Khan is careful to remove not only the breast implant but the surrounding capsule of contaminated scar tissue as well. It’s a delicate procedure that requires experience. If left behind, the capsule, which contains the toxins, will continue to cause the body’s immune system to react. Khan has had numerous post-op analysis done of breast tissue where it surrounded the implants and the tissue has all been contaminated with silica.
“Breast Implant Illness is very real,” he says. “This is very convincing data when you look at just my patients alone.”
Khan successfully performed an explant surgery on Trisha in September, and, as he does for all his patients, removed the contaminated capsules around the implants as well.

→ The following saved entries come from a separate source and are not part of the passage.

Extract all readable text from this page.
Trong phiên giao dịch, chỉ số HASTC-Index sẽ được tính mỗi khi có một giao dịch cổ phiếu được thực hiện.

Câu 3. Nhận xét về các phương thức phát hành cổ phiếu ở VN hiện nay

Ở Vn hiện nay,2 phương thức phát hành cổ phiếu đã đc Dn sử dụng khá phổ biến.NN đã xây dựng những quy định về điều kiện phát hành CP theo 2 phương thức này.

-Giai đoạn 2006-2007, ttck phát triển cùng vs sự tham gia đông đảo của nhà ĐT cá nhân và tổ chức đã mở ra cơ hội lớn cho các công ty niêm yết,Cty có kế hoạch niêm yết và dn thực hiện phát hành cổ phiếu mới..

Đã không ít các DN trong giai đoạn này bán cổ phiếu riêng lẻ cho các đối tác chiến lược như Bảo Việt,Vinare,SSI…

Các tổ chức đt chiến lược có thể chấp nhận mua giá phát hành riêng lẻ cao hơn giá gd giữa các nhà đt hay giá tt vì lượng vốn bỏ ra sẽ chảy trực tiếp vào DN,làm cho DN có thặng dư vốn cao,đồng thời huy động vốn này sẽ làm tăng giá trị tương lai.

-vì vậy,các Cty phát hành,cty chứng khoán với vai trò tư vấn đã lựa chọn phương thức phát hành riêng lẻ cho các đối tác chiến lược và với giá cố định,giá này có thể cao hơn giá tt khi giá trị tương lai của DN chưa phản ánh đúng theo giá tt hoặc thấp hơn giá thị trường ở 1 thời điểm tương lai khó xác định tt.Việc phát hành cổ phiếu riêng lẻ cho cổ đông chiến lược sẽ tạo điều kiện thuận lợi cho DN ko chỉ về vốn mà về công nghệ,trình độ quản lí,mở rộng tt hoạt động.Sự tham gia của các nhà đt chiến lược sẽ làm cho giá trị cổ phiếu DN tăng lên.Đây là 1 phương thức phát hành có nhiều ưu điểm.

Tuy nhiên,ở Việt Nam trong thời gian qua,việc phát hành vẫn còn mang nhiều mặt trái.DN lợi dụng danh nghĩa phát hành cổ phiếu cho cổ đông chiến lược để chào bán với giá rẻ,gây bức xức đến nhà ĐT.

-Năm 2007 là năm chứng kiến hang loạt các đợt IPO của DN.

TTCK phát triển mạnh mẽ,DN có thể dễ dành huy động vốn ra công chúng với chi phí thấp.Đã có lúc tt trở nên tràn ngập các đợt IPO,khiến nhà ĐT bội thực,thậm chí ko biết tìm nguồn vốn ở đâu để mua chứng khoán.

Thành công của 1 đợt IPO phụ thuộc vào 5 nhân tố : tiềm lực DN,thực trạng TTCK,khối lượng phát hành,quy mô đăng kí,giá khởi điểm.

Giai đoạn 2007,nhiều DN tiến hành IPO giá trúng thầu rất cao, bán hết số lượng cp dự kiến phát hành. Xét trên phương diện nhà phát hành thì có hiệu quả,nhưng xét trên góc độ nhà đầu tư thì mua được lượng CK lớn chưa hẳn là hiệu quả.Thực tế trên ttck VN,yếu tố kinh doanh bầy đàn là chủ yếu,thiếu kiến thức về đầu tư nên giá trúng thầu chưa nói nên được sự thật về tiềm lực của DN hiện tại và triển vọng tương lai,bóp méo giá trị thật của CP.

“The next day, I woke up and I was completely better,” Trisha says. “My joints didn’t hurt, and I was able to eat anything I wanted without any problems. The ringing in my ears stopped, and I finally had energy.”
Six months later, all the symptoms she had experienced for years are gone and Trisha feels better than she’s felt in years. She believes her plant-based, clean-eating routine and high-quality supplements aided in a speedy recovery.
Trisha’s implants were a silicone gel, or “gummy bear” implant, the latest in implant technology. According to Khan, Breast Implant Illness can happen with any kind of implant, because they all contain silicone — even the saline implants come in a silicone shell.
“The silicone is the culprit,” Khan says.
After the explant surgery, Trisha returned home and dug through her medical records and found the original brochure from when she got her first set of breast implants. She discovered, in the fine print, the list of symptoms, almost exactly as she experienced, as potential side effects of breast implants.
“They didn’t tell me anything about any side effects,” Trisha says. “I wish I would have put as much research into getting them as I did after I got them.”
Now, she’s on a quiet crusade to share her story in hopes that it will help other women who might be suffering from Breast Implant Illness.
“I think a lot of women with implants have some symptoms, but they chalk it up to something else and they’re willing to live with those symptoms because they don’t want to look at the implants as a possible cause,” she says. “I tell my story, and people are connecting the dots for themselves.”